Positive Bias Still in Place

Downside should be limited and higher prices should unfold

By Paul Cherney

Note: Paul Cherney will be on vacation Thursday, July 1 and Friday, July 2. His column will return Tuesday, July 6.

This year, the last trade day before the July 4th holiday is Friday, July 2. From 1959 through 2003, the last trade day before the July 4th holiday has gained 27 out of 45 times, or 60% of the time. The average of all performance (gainers and losers) is a gain of 0.18%. For this day, historically, there were 6 times that the S&P 500 gained 1% or more, and there were 2 times when the S&P 500 lost 1% or more. The chance of a move greater than 1% in either direction is 8 out of 45, or 18% of the time.

Thursday, July 1, 2004 represents the trade day before the last trade day ahead of the July 4th holiday. This day has also seen the S&P 500 close with a gain 27 out of 45 times, or 60% of the time. The average of all performances (winners and losers) has been +0.16%.

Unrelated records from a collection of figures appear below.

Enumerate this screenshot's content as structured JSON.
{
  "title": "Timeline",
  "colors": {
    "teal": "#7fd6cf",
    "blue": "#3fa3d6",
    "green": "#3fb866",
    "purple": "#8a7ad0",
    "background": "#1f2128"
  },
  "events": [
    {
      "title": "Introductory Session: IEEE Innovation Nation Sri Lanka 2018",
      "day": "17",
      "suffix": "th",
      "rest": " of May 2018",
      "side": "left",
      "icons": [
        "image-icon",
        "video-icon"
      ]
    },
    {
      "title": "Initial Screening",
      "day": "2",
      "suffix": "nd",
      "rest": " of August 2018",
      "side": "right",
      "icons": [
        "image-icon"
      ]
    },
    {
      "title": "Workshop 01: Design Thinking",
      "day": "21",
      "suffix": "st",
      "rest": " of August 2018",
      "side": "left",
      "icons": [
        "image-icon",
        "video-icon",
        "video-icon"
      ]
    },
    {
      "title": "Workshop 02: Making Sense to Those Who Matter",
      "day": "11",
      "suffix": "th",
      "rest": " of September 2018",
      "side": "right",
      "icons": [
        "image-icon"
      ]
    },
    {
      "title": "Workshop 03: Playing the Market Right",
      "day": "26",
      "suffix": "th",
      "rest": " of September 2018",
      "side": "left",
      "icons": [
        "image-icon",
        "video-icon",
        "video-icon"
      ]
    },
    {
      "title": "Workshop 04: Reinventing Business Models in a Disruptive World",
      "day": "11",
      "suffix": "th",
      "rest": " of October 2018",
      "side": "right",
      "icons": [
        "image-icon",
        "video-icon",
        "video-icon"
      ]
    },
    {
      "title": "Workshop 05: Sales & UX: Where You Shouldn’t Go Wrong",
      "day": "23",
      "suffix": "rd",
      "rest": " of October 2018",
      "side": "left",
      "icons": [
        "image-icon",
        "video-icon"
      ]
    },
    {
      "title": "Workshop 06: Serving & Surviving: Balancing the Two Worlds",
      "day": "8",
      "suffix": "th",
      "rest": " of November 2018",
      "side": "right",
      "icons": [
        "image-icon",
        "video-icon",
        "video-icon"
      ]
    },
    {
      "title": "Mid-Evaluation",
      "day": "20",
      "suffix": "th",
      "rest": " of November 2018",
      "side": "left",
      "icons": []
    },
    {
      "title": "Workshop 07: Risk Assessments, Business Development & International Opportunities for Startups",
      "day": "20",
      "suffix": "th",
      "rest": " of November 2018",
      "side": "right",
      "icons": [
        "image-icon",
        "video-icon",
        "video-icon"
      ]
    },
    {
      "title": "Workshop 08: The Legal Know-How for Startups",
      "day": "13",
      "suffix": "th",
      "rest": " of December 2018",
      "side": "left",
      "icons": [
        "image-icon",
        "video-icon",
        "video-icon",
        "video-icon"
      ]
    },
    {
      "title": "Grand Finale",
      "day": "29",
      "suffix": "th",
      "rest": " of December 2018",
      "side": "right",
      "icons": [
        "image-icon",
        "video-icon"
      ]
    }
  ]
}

The first trade day after the 4th of July holiday has historically seen gains 21 out of 45 times, or 47% of the time. The average of all performances was insignificant, or -0.09%.

The technical case for the NASDAQ and the S&P 500 remains the same, neutral with a positive bias.

Lingering in the background: On Friday, June 25, the NASDAQ had a close above 2023.54 and this has potentially short-term bullish overtones. The recent trading range has been 2023.54-1963, or 60 points, so the potential upside target would be 2083.

On Wednesday, June 23, the S&P 500 closed above the 1142.18 level. This represents a bullish breakout of the recent trading range and should be treated as such unless proven otherwise. The standard calculation for a potential price target is to take the trading range (1142-1122) and add it to the breakout point which would create a potential target of S&P 500 1162.

Intraday rises that were turned back have established another set of important price levels for both the NASDAQ and the S&P 500. The NASDAQ has moved above 2039.93, which had been a price point where sellers were found. Since the NASDAQ has exceeded this level, it now represents the beginning of the first line of support.

The S&P 500 1146.34 level has not been exceeded yet. Any rise that cannot produce an S&P 500 close above 1146.34 would increase the chances for some slow motion sideways trade in the upper half of the recent trade ranges.

The VXO's 10-day exponential moving average was 14.78 near the close on Wednesday. Stock prices often move lower when the VXO moves above it's 10-day exponential moving average and puts distance between itself and the 10-day. Conversely, stock prices usually rise when the VXO moves below its 10-day and puts distance between itself and its 10-day.

The NASDAQ's resistance is a band 2037-2079, inside this resistance is thick price action 2048-2064.

The NASDAQ has support 2040-2033.40 then 2023-2013.73, then 2006-1960 with a focus 2002-1985. If the NASDAQ were to weaken and undercut the 2013.73 level (not expected), that would increase the odds for a test of the next layer of NASDAQ support that is broadly 2006-1960 with a focus of support is 2002-1985.

The S&P 500 has immediate intraday resistance 1141-1146.34. Additional resistance is 1149-1176.97 with especially thick resistance 1149-1158.98. The March 2002 shows well-defined layer of resistance 1166.27-1173.94.

The S&P 500 has support 1137-1134. Next support is 1129-1113.

Downside should be limited and higher prices should unfold. Friday, July 2 is a day that really should not be included in a technical assessment of the market because the trading volume might be thinner than normal due to empty desks ahead of the July 4th weekend.